La scène se passe autour d'un buffet froid servi dans une salle paroissiale. Une centaine de personnes, pour la plupart retraitées, dévorent avec avidité pains sandwiches et autres salades de pomme de terre à la mayonnaise dans un joyeux brouhaha. Toisant l'assistance de son oeil de lynx, chéri me dit au creux de l'oreille : "
Retourne-toi et regarde la madame blonde coiffée comme Marilyn Monroe".
Me retournant aussi discrêtement que possible, et ne sachant pas à quoi m'attendre, j'aperçois, assise à quelques pas de moi, une dame d'un certain âge, entre 65 et 70 ans je ne saurais dire exactement, rondouillette, le double menton prohéminent, très élégamment vêtue, et permanentée comme si elle sortait de chez le coiffeur.
Aussitôt après l'avoir sommairement dévisagée, chéri répondit amusé à mon air interrogateur : "Cette Madame, c'est un homme... Marc a été traumatisé la première fois qu'il l'a rencontrée car elle parlait avec une voix androgyne de madame qui a fumé un paquet par jour toute sa vie. tout en lui écrabouillant la main" joignant le geste à la parole, mimant la face héberluée de Marc alors que ses phalanges étaient réduites en nanoparticules par une poigne féminine anormalement virile.

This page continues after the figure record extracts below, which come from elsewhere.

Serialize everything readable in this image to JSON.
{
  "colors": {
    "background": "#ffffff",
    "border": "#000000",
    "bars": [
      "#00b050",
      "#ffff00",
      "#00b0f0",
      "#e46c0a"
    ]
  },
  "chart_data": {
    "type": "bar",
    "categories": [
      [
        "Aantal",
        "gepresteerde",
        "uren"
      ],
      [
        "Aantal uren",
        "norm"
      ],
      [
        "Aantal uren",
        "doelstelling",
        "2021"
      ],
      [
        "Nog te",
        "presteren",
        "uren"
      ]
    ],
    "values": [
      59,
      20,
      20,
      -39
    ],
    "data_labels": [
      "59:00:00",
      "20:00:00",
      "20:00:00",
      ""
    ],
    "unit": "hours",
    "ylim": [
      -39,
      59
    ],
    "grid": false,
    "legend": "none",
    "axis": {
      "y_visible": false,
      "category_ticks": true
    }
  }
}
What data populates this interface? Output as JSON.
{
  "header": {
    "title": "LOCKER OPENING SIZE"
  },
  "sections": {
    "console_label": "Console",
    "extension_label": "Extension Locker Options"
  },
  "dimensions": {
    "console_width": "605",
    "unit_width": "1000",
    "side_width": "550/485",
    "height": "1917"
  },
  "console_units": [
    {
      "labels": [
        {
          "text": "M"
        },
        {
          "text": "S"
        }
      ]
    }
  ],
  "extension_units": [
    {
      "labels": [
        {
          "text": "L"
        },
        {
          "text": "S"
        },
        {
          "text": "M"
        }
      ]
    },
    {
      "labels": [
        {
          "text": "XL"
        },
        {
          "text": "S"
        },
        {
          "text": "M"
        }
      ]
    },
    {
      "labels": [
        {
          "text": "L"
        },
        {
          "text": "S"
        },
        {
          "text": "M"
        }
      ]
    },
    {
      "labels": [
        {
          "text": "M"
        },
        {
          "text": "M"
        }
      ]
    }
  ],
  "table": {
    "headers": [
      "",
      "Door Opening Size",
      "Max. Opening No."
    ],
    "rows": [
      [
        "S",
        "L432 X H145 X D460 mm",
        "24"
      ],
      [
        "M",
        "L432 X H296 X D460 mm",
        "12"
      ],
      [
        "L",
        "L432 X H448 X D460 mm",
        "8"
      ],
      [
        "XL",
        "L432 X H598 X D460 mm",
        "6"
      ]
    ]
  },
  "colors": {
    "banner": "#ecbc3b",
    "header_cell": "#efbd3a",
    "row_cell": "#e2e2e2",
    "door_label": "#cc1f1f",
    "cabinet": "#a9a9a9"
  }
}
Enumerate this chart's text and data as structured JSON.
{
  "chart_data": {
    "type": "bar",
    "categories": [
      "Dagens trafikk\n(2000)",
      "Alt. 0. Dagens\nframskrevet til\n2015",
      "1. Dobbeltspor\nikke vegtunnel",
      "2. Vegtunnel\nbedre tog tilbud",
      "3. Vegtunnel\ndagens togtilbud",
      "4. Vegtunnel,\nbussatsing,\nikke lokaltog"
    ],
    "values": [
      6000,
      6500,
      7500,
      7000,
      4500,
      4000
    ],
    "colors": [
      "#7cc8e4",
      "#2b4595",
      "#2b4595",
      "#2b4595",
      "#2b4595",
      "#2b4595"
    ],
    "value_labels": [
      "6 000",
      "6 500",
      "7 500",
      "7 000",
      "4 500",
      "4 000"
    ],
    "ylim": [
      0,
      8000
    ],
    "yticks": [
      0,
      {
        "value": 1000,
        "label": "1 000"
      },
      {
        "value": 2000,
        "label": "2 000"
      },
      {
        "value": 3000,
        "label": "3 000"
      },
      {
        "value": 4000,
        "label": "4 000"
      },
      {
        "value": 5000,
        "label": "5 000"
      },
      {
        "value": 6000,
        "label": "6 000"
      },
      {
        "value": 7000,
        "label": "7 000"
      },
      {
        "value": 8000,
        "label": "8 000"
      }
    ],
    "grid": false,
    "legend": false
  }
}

Automatiquement mon regard revint sur cette grosse madame alors en train de dévorer un part de gâteau au chocolat tout en disctutant avec sa voisine.

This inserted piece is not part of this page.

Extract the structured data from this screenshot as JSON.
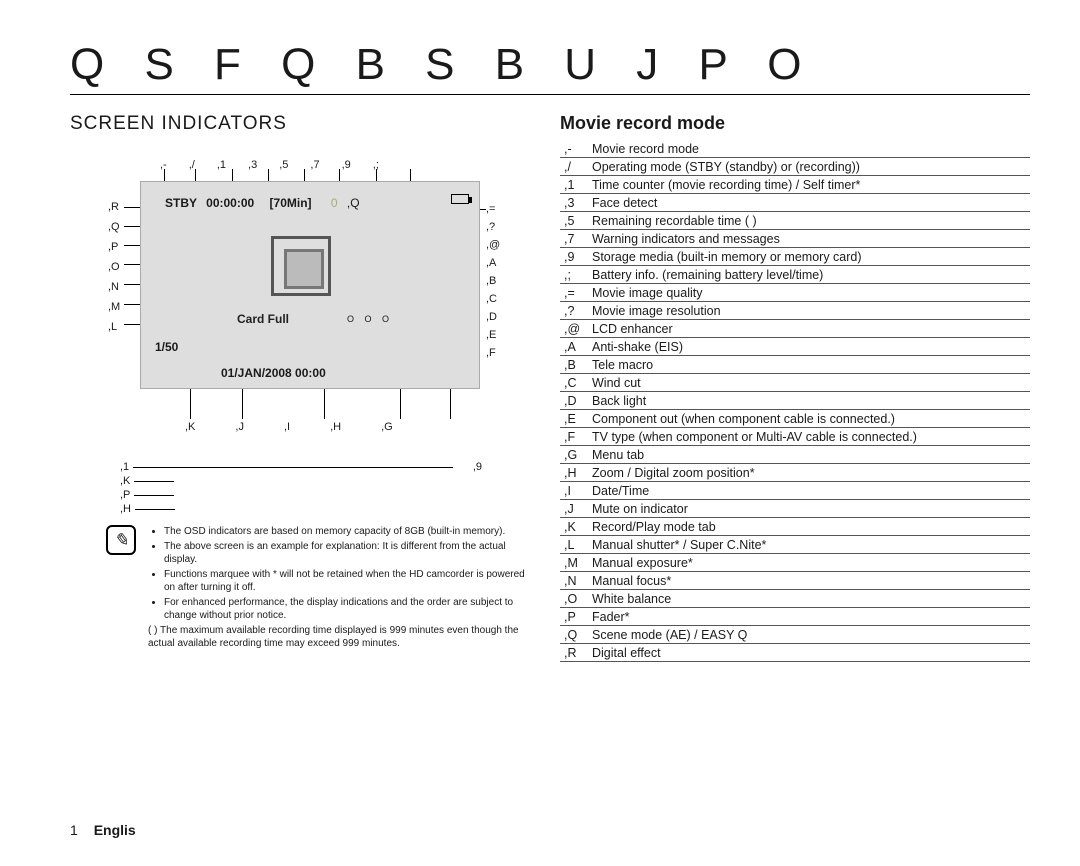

Cette révélaltion m'a tout d'abord gêné l'espace de quelques minutes, avant de laisser la place à un trouble qui, plusieurs jours après, ne s'atténue pas.

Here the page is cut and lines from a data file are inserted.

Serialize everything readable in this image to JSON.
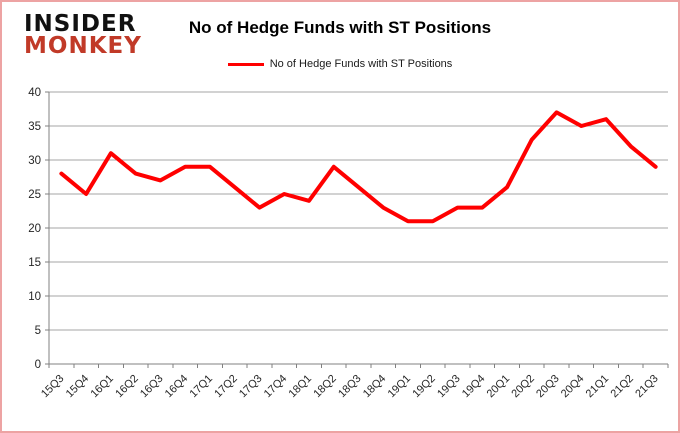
{
  "logo": {
    "line1": "INSIDER",
    "line2": "MONKEY"
  },
  "header": {
    "title": "No of Hedge Funds with ST Positions"
  },
  "legend": {
    "label": "No of Hedge Funds with ST Positions"
  },
  "chart_data": {
    "type": "line",
    "title": "No of Hedge Funds with ST Positions",
    "categories": [
      "15Q3",
      "15Q4",
      "16Q1",
      "16Q2",
      "16Q3",
      "16Q4",
      "17Q1",
      "17Q2",
      "17Q3",
      "17Q4",
      "18Q1",
      "18Q2",
      "18Q3",
      "18Q4",
      "19Q1",
      "19Q2",
      "19Q3",
      "19Q4",
      "20Q1",
      "20Q2",
      "20Q3",
      "20Q4",
      "21Q1",
      "21Q2",
      "21Q3"
    ],
    "series": [
      {
        "name": "No of Hedge Funds with ST Positions",
        "color": "#ff0000",
        "values": [
          28,
          25,
          31,
          28,
          27,
          29,
          29,
          26,
          23,
          25,
          24,
          29,
          26,
          23,
          21,
          21,
          23,
          23,
          26,
          33,
          37,
          35,
          36,
          32,
          29
        ]
      }
    ],
    "ylim": [
      0,
      40
    ],
    "yticks": [
      0,
      5,
      10,
      15,
      20,
      25,
      30,
      35,
      40
    ],
    "grid": true,
    "legend_position": "top-center"
  },
  "colors": {
    "line": "#ff0000",
    "grid": "#a6a6a6",
    "axis": "#808080",
    "tick_text": "#262626",
    "border": "#eda3a3",
    "logo_black": "#111111",
    "logo_red": "#c13a28"
  }
}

En réalité, je ne suis pas certain de savoir ce qui m'a le plus perturbé : le fait d'avoir face à moi une personne qui n'est pas ce qu'elle paraît être, une personne transexuelle dont le secret se trouve soudain éventé ? où le fait de me sentir mal du fait même de me poser ce genre de question ?
Après y avoir bien réfléchi, je crois bien que c'est ça qui m'a le plus dérangé : d'avoir à m'interroger sur l'identité d'une personne en raison de l'image sociale qu'elle projette, c'est à dire, pour employer une expression à la mode, d'avoir à m'interroger sur l'identité d'une personne en raison de son genre.
Car si l'on ne m'avait pas dit que cette personne était transsexuelle, non seulement je n'aurais rien remarqué, mais en outre je ne crois pas qu'il me serait venu à l'esprit de remettre en cause ce que me dictaient les apparences, lesquelles satifsaisaient sans la moindre vaguelette aux conventions du jeu social.
Et c'est à ce point de mon cheminement que la balle m'est revenue en pleine poire d'une manière spectaculaire.
Nous autres, les gays, qui avons milité et militons encore pour que notre orientation sexuelle ne soit pas un critère discriminant ni discriminatoire de quelque façon que ce soit, je me trouvais dans la situation - je n'irai pas jusqu'à dire juger, mais au moins de considérer, ou plus exactement de me sentir mal à l'aise face à quelqu'un pour exactement les mêmes motifs que ce contre lesquels je me bats. Parce que oui, je fais partie de ceux qui considèrent qu'un homme ce n'est pas d'abord un pénis, ni qu'une femme puisse être réductible à un vagin, ni une personne puisse être réductible à son orientation sexuelle. Et me voilà en train de me poser mille questions et de ressentir un je-ne-sais-quoi de profondément malaisant parce que la personne en face de moi n'est pas du sexe qu'elle prétent être...
Bam, prends toi ça dans la gueule.
Qui plus est, la situation de malaise était accentué par l'âge de cette madame. Entre 65 et 70 ans comme je l'ai déjà dit. Si aujourd'hui les choses se sont améliorées, je ne suis pas sûr que ce qu'a traversé cette dame pour en arriver là où elle en est maintenant, mérite un sourire sarcastique ou une messe basse moqueuse. Elle a probablement fait partie celles qui en vu des vertes et des pas mûres, qui en ont probablement chié comme personne, au-delà de l'immaginable, pour réussir à assumer ce qu'elle est, par-delà les apparences.
Oui j'ai été troublé mais aussi ému. J'aurais bien aimé lui parler, à cette dame, pour qu'elle me raconte. Et moi je me rends compte que j'ai encore beaucoup de progrès à faire en matière de tolérance.